A desconfiança do Corrêa só aumentou no dia da estreia do novo reforço. No vestiário, na hora de fardarem o Corrêa viu que o tal Luís Paulo depilava o peito. Putz! Aquilo não. Aí já era demais. Tinha certeza que ia dar merda.
Entraram em campo. O tal Luís Paulo era saudado pela torcida, imprensa, comissão técnica e por quem que fosse como om grande zagueiro do momento. Uma prova de que o futebol tinha salvação, de que nem só de chutões e faltas vivia um defensor.
Até que as coisas iam bem. De certa forma, mesmo com a implicância do Corrêa, parecia que os dois se completavam mesmo, metade técnica, metade força, se bem que não haviam sido muito exigidos naquele jogo até então. Grande superioridade, time no ataque praticamente o tempo todo, dava até por garoto com nome de cabeleireiro se exibir um pouco subindo pro ataque ou ligando os meias com um passe de efeito, mas o problema é que o jogo não saía daquele incômodo zero a zero.

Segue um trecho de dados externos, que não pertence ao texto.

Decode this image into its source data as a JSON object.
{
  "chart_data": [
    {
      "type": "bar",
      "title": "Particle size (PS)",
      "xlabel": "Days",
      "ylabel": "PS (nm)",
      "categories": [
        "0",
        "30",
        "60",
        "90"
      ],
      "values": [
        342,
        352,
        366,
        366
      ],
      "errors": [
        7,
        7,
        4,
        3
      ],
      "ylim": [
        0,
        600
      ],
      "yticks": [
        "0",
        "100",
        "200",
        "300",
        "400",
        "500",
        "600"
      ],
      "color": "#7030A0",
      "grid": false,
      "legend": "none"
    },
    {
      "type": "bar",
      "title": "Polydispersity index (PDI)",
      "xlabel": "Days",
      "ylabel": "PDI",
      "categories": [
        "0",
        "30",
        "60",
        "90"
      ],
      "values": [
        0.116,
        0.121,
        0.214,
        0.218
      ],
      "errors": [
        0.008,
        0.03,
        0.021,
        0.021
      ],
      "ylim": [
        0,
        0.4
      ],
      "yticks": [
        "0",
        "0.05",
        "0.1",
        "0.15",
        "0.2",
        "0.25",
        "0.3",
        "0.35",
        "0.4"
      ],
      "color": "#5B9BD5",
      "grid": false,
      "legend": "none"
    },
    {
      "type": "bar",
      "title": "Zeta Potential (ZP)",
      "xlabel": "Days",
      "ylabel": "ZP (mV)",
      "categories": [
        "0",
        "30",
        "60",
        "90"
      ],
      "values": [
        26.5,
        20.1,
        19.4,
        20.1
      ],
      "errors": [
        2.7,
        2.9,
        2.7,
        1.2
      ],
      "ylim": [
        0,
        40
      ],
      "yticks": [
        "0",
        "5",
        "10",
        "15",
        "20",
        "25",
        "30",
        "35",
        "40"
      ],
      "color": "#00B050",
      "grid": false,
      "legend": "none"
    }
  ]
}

A teoria toda do zagueiro clássico ia bem até que lá pela metade do segundo tempo, ali pela intermediária, o tal do Luís Paulo recebeu a bola meio enforcada mas mesmo assim tentou se livrar do atacante com uma ginga de corpo pra sair jogando. Pressionado pelo centroavante cascudo, velho de guerra, se enrolou todo, se estatelou no chão e o goleador dos caras saiu com ela dominada praticamente sozinho em direção ao gol. O Corrêa que já estava prevendo que uma hora aquela palhaçada ia dar errado estava extremamente atento e por isso não muito longe da jogada. O atacante avançava veloz vertical em direção ao gol enquanto o Corrêa fazia uma diagonal desesperada atalhando o caminho. Percebendo a aproximação do zagueiro que corria em sua direção como um guepardo faminto em perseguição a uma gazela, o atacante tentou precipitar o chute ainda antes da entrada da área, mas assim que o avante adversário armara o tiro, o Corrêa com um impulso de mais ou menos uns três metros, voou com os dois pés em direção ao centroavante, levantando tudo que encontrara pela frente. Só o que se viu foi o atacante se contorcendo de dor e um buraco do tufo de grama levantado no gramado.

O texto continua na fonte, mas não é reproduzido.